Le représentant du syndicat poursuit : « La fusillade, l’une des plus meurtrières de l’histoire du Canada, a été qualifiée d’acte de terrorisme par le premier ministre fédéral Justin Trudeau, et par le premier ministre du Québec à l’époque, Philippe Couillard. À titre d’exemple, le 29 janvier 2022, le premier ministre Justin Trudeau a fait la déclaration suivante à l’occasion de la Journée nationale de commémoration de l’attentat à la mosquée de Québec et d’action contre l’islamophobie :
“Aujourd’hui, nous nous rappelons les six personnes qui ont perdu la vie et les 19 autres qui ont été gravement blessées au cours de l’attentat terroriste au Centre culturel islamique de Québec à Sainte-Foy.” »3
M. Racine mentionne également : « En 2019, le gouvernement Trudeau n’a pas corrigé le tir malgré une demande de la famille Bissonnette.
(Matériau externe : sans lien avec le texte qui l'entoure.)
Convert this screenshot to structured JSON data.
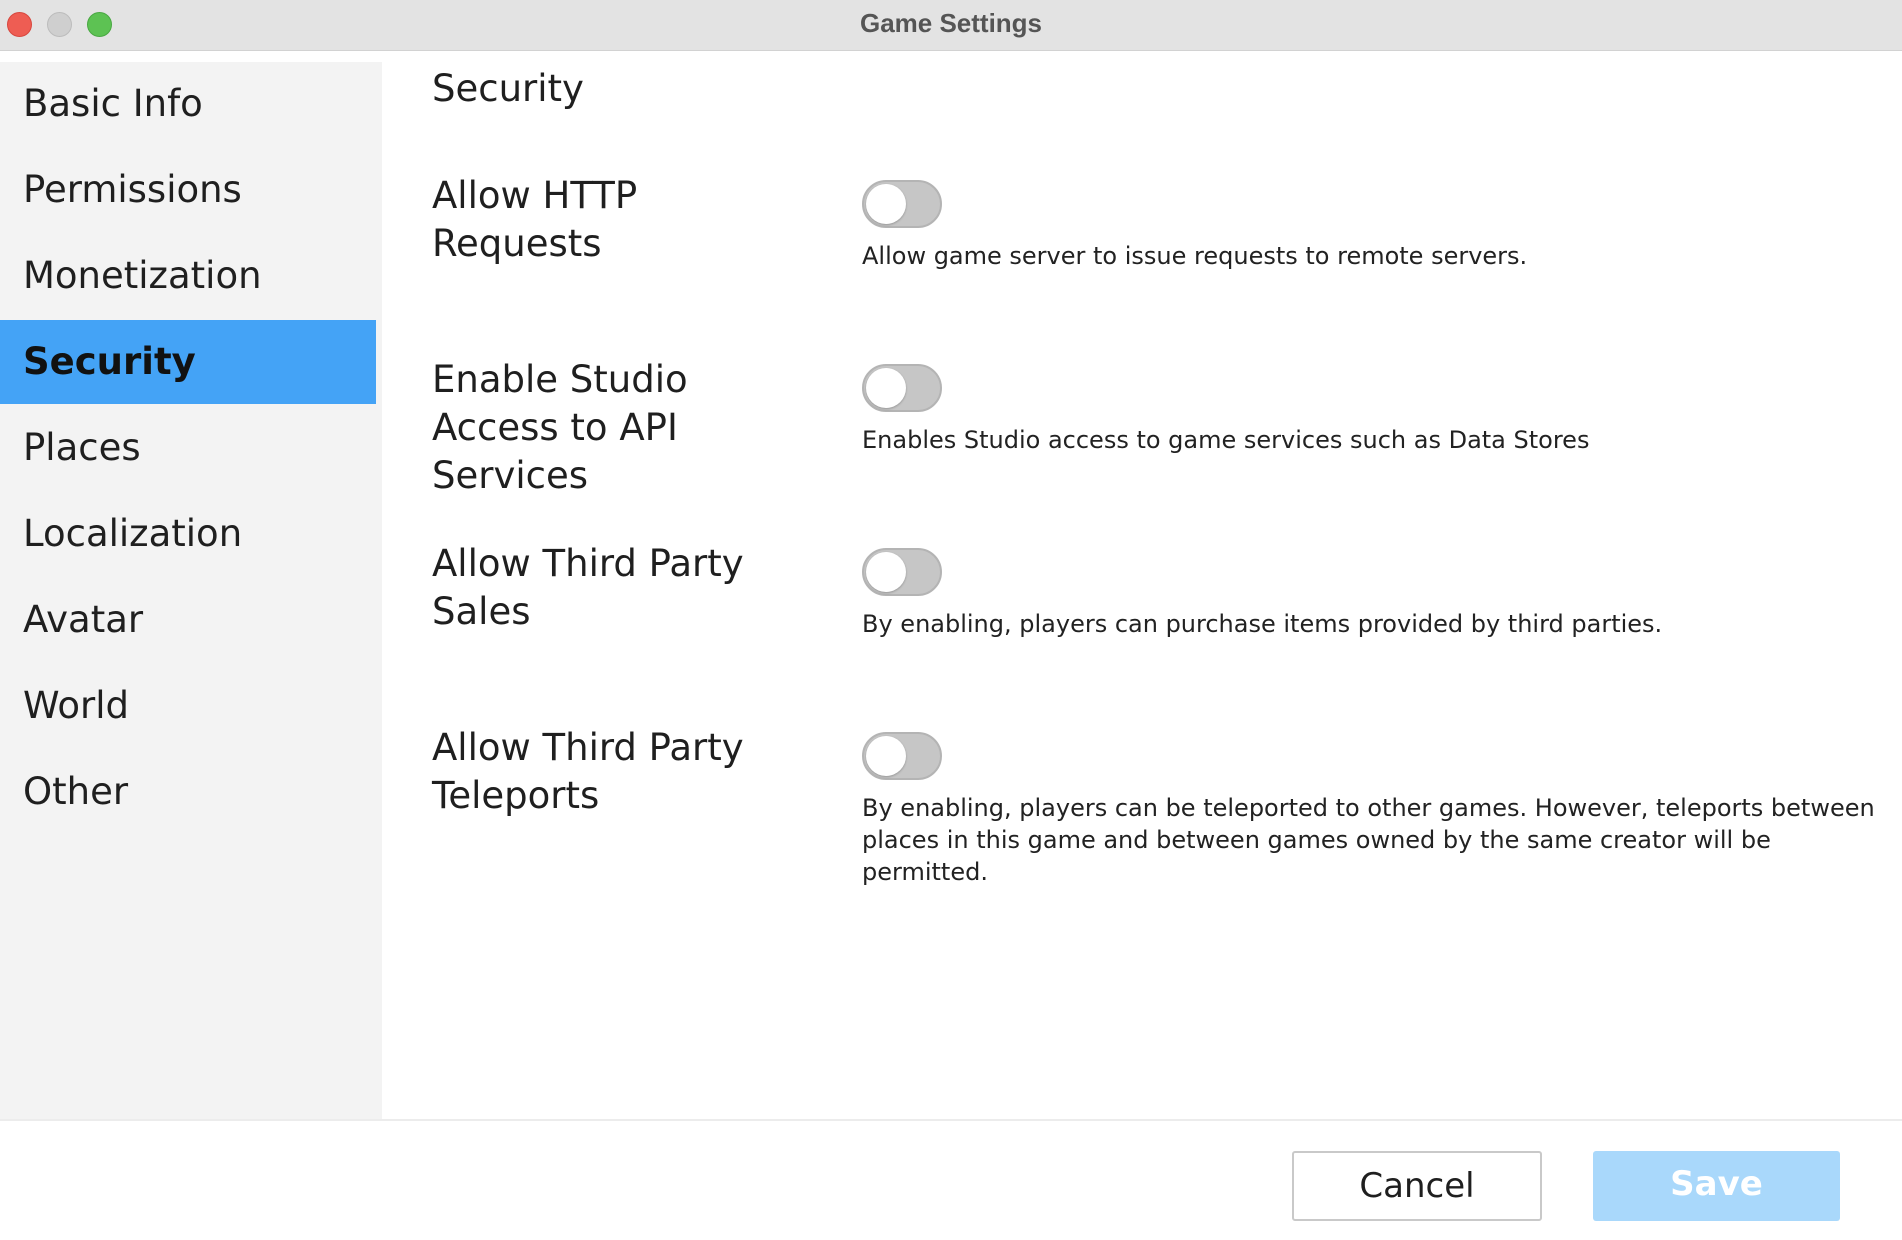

Le ministre Ralph Goodale avait même déclaré qu’un argument sémantique n’allait pas satisfaire les Canadiens face au comportement de l’auteur de la fusillade. »4
Il soutient : « De plus, depuis 2017, la plupart des médias du Québec ont utilisé le terme en litige à de nombreuses reprises. Une simple revue de presse permet de le constater. L’emploi du terme est plutôt généralisé et le public ne conteste pas son utilisation, n’eu égard [à] la décision des tribunaux à ce sujet. Cette expression se défend et une grande partie de la population est à l’aise avec ce qualificatif. »
Le représentant du syndicat du personnel de la rédaction du Journal de Québec souligne : « En outre, le Centre culturel islamique de Québec emploie aussi ce terme, notamment dans une convocation officielle envoyée en 2024 par l’une des organisatrices.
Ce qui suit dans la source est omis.